Cet analyste s’attend lui aussi à une réaction positive des investisseurs lundi. « Bien que le marché avait jusqu’ici semblé de façon générale être défavorable à une acquisition de Freedom par Québecor, la transaction avait du sens à un certain prix. » Et à 2,85 milliards, Québecor réalise une transaction à un prix attrayant, selon lui. Il avait précédemment évalué les actifs de Shaw dans le sans-fil à plus de 4 milliards.

Jérôme Dubreuil précise cependant que les dirigeants de Québecor devront fournir davantage de précisions entourant la stratégie et les attentes financières pour bien rassurer les investisseurs et permettre à l’action de Québecor de réellement diminuer l’escompte d’évaluation actuellement observé sur le titre.

Le démarrage des activités sans fil à l’extérieur du Québec comporte, entre autres, des risques financiers.

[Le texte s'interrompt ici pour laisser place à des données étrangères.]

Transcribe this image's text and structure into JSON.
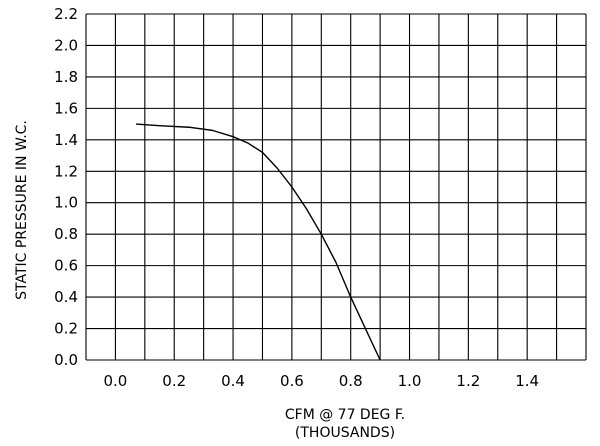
{
  "chart_data": {
    "type": "line",
    "title": "",
    "xlabel_line1": "CFM @ 77 DEG F.",
    "xlabel_line2": "(THOUSANDS)",
    "ylabel": "STATIC PRESSURE IN W.C.",
    "xlim": [
      -0.1,
      1.6
    ],
    "ylim": [
      0,
      2.2
    ],
    "x_grid_step": 0.1,
    "y_grid_step": 0.2,
    "grid": true,
    "x_ticks": [
      {
        "value": 0.0,
        "label": "0.0"
      },
      {
        "value": 0.2,
        "label": "0.2"
      },
      {
        "value": 0.4,
        "label": "0.4"
      },
      {
        "value": 0.6,
        "label": "0.6"
      },
      {
        "value": 0.8,
        "label": "0.8"
      },
      {
        "value": 1.0,
        "label": "1.0"
      },
      {
        "value": 1.2,
        "label": "1.2"
      },
      {
        "value": 1.4,
        "label": "1.4"
      }
    ],
    "y_ticks": [
      {
        "value": 0.0,
        "label": "0.0"
      },
      {
        "value": 0.2,
        "label": "0.2"
      },
      {
        "value": 0.4,
        "label": "0.4"
      },
      {
        "value": 0.6,
        "label": "0.6"
      },
      {
        "value": 0.8,
        "label": "0.8"
      },
      {
        "value": 1.0,
        "label": "1.0"
      },
      {
        "value": 1.2,
        "label": "1.2"
      },
      {
        "value": 1.4,
        "label": "1.4"
      },
      {
        "value": 1.6,
        "label": "1.6"
      },
      {
        "value": 1.8,
        "label": "1.8"
      },
      {
        "value": 2.0,
        "label": "2.0"
      },
      {
        "value": 2.2,
        "label": "2.2"
      }
    ],
    "series": [
      {
        "x": [
          0.07,
          0.15,
          0.25,
          0.33,
          0.4,
          0.45,
          0.5,
          0.55,
          0.6,
          0.65,
          0.7,
          0.75,
          0.8,
          0.85,
          0.9
        ],
        "y": [
          1.5,
          1.49,
          1.48,
          1.46,
          1.42,
          1.38,
          1.32,
          1.22,
          1.1,
          0.96,
          0.8,
          0.62,
          0.4,
          0.2,
          0.0
        ]
      }
    ],
    "colors": {
      "line": "#000000",
      "grid": "#000000",
      "background": "#ffffff"
    }
  }
}
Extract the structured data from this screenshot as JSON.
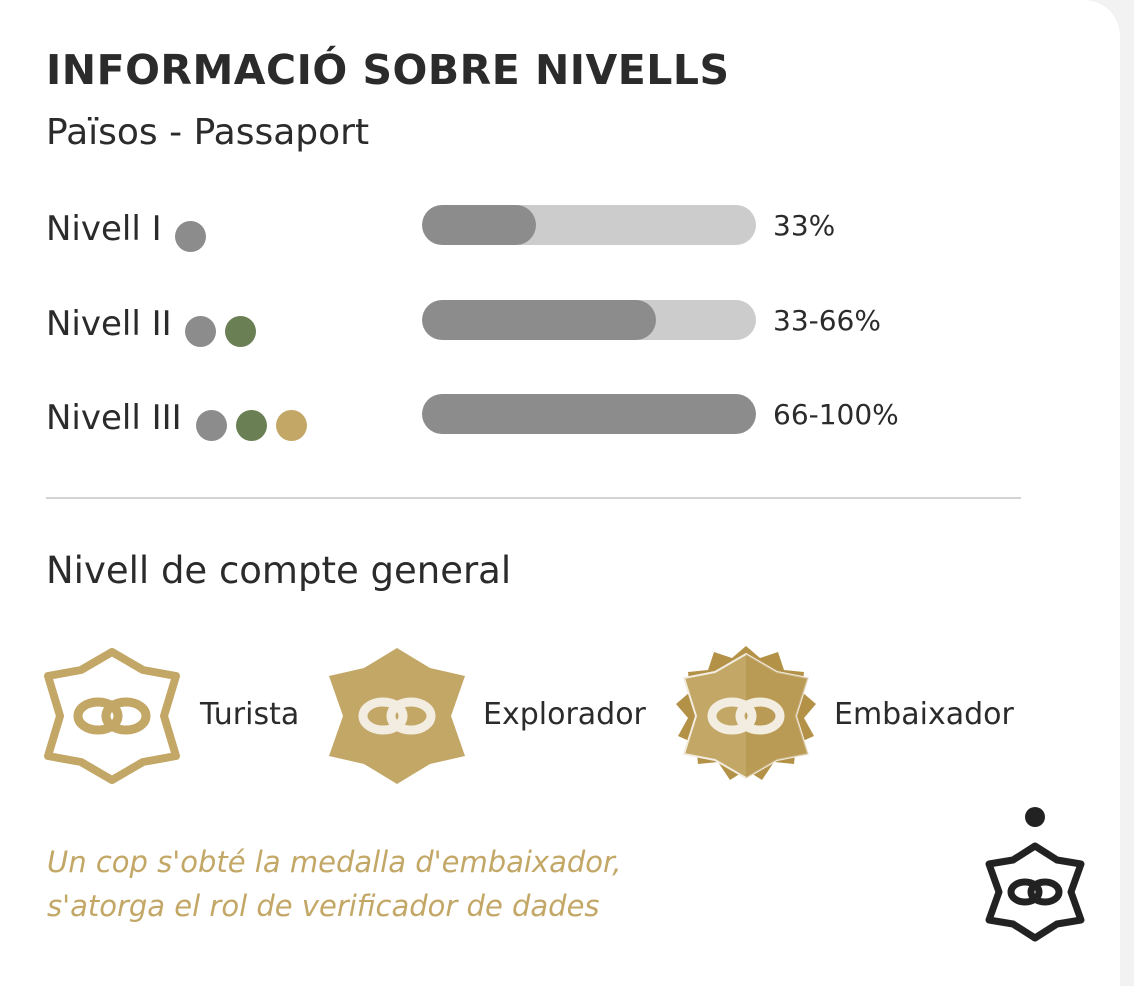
{
  "header": {
    "title": "INFORMACIÓ SOBRE NIVELLS",
    "subtitle": "Països - Passaport"
  },
  "levels": [
    {
      "label": "Nivell I",
      "percent_text": "33%",
      "bar_fill_fraction": 0.34,
      "dots": [
        "gray"
      ]
    },
    {
      "label": "Nivell II",
      "percent_text": "33-66%",
      "bar_fill_fraction": 0.7,
      "dots": [
        "gray",
        "green"
      ]
    },
    {
      "label": "Nivell III",
      "percent_text": "66-100%",
      "bar_fill_fraction": 1.0,
      "dots": [
        "gray",
        "green",
        "gold"
      ]
    }
  ],
  "account_section": {
    "title": "Nivell de compte general",
    "badges": [
      {
        "label": "Turista",
        "icon": "outline-gold-medal-icon"
      },
      {
        "label": "Explorador",
        "icon": "filled-gold-medal-icon"
      },
      {
        "label": "Embaixador",
        "icon": "ornate-gold-medal-icon"
      }
    ]
  },
  "note": {
    "line1": "Un cop s'obté la medalla d'embaixador,",
    "line2": "s'atorga el rol de verificador de dades"
  },
  "corner": {
    "icon": "black-medal-icon"
  },
  "colors": {
    "gray": "#8c8c8c",
    "green": "#6b7f55",
    "gold": "#c3a766",
    "track": "#cccccc",
    "text": "#2b2b2b",
    "gold_dark": "#b39248",
    "cream": "#f3ece0"
  }
}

Jérôme Dubreuil croit notamment que Québecor pourrait ralentir le rythme de ses rachats d’actions et de la croissance de son dividende.

« Shaw a ralenti significativement ses dépenses en capital depuis l’annonce de sa fusion avec Rogers, et Québecor aura du rattrapage à faire au niveau des investissements en sans-fil. » Il estime que Québecor devra investir 200 millions simplement en dépenses de rattrapage au cours des trois premières années suivant la transaction.

Jérôme Dubreuil s’attend par ailleurs à ce que l’intensité concurrentielle augmente — autrement dit, à une pression sur les prix – dans le marché du sans-fil, une fois que la fusion sera complétée.

Un règlement de la poursuite de 850 millions intentée l’automne dernier par Québecor contre Rogers ne fait par ailleurs pas partie de l’entente pour Freedom Mobile. Adam Shine souligne par contre que les négociations amicales menant à un accord pour Freedom pourraient ouvrir la voie à un abandon par Québecor de cette démarche judiciaire que l’entreprise avait lancée en affirmant que Rogers avait « provoqué artificiellement une impasse » dans une entente conclue pour créer un réseau sans fil 4G LTE commun au Québec et dans la région d’Ottawa.

Ils sont maintenant 10 analystes sur 12 à recommander l’achat de l’action de Québecor.